The pitch process kills client chemistry and needs to be reevaluated 

There’s no better time to reexamine a process that’s already had to change to a COVID climate, argues co-founder and digital experience director at UnDigital, Andrew Cornale.

The pitch process is due for a serious spruce up.

To be blunt, online pitches are where chemistry goes to die. Think you might have something special to share? Throw in a bad internet connection, laggy video plus people who don’t know how to use Zoom, and now all you’ve got is a disjointed meeting filled with disinterested people. Agencies might genuinely have something special and exciting to share with the client, but the standard pitch process is just draining and ineffective. From the long-winded briefs that are somehow still vague to the 100 page PDF you send off without much hope, the process simply strips good ideas of what makes them so great. This process really needs to be reevaluated.
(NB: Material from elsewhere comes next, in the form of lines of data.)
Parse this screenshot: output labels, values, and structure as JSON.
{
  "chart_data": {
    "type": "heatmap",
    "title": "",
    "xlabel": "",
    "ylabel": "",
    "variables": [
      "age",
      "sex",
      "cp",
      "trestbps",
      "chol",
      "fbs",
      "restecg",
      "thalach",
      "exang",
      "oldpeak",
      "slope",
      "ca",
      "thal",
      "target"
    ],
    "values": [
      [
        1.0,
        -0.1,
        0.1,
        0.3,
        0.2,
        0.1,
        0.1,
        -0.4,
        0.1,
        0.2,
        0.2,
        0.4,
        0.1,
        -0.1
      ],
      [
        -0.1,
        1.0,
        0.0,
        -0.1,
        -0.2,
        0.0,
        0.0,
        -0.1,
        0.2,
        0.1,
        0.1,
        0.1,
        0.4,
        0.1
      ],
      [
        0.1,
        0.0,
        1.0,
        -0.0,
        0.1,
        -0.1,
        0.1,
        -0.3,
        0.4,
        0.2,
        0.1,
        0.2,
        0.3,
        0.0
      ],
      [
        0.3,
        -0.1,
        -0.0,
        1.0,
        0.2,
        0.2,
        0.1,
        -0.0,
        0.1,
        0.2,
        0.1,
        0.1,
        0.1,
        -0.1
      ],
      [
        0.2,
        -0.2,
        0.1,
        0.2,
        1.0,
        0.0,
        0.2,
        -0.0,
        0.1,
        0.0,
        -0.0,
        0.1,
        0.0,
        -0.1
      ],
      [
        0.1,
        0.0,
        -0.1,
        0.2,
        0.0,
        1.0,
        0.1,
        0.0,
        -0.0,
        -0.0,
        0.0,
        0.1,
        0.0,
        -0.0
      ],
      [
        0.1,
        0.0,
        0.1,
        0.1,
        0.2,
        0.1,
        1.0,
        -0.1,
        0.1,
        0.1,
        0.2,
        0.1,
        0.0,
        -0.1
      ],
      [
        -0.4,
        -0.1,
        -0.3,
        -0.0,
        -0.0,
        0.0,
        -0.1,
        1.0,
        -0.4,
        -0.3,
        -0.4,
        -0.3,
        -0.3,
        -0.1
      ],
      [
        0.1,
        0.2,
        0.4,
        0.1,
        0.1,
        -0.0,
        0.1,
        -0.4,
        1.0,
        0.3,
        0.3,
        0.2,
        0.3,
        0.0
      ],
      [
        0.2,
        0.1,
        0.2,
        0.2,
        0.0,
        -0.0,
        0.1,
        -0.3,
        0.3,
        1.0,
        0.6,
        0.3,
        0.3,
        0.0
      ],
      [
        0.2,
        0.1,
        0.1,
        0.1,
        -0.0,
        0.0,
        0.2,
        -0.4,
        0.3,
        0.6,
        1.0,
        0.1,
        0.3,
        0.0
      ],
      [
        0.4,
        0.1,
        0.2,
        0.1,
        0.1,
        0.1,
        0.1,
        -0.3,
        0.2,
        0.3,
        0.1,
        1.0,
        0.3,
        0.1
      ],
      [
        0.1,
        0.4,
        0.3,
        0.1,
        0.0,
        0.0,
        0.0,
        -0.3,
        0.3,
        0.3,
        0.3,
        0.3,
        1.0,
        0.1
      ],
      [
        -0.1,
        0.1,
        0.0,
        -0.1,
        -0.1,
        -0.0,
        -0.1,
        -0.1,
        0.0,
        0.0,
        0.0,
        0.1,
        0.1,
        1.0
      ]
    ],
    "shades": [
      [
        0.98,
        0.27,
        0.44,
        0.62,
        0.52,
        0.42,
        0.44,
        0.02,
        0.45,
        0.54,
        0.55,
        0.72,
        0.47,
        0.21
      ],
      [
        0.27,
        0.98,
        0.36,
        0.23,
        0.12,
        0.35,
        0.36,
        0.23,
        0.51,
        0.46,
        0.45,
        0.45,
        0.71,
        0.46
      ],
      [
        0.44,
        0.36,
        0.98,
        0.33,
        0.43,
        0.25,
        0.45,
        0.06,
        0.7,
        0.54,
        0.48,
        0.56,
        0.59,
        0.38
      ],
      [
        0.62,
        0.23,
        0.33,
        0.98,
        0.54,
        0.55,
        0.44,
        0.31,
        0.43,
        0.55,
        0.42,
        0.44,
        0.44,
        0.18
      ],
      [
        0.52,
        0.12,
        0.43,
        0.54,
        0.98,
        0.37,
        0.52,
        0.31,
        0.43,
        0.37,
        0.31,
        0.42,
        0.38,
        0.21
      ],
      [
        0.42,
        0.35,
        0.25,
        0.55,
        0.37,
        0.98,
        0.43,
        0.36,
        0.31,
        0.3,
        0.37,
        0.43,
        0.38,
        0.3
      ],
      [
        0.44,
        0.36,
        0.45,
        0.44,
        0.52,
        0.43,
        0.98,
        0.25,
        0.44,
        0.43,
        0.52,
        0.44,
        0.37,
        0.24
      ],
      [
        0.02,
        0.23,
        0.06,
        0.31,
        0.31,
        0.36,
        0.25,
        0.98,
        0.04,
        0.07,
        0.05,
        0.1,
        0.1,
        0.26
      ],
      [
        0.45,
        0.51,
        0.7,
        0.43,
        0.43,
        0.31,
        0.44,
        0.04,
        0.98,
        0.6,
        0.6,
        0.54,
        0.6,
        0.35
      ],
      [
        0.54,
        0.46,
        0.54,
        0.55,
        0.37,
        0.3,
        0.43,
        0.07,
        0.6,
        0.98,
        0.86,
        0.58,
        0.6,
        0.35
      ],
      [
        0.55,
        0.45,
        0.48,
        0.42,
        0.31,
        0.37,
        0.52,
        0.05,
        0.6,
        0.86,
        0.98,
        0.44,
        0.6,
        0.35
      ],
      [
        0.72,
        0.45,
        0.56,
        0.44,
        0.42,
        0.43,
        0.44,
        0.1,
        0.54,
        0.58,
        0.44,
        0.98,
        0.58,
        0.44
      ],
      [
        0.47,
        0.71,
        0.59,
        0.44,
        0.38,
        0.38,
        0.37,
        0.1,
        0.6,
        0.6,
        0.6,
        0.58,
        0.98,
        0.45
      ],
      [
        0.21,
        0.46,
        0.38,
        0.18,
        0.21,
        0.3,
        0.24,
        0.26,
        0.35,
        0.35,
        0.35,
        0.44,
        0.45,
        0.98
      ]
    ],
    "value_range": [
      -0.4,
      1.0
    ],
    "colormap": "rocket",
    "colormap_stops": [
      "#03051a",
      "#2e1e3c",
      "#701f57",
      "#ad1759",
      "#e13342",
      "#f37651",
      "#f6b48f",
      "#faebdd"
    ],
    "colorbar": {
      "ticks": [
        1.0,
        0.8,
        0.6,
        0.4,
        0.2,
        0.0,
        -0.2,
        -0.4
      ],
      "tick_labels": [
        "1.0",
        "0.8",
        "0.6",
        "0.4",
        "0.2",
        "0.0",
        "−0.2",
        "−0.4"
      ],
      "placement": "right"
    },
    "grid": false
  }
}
Exciting ideas deserve to be delivered in exciting ways 

The biggest issue with the pitch process is its relentlessly boring nature. All too often, briefs are given in long-winded documents and a ‘solution’ to the client’s problem has already been outlined. For the agency at the other end, the pitch response becomes a document whereby they’re just proving they’re capable of ticking certain boxes. It completely lacks creativity and leaves no room for the agency to recommend a different, and perhaps better, solution.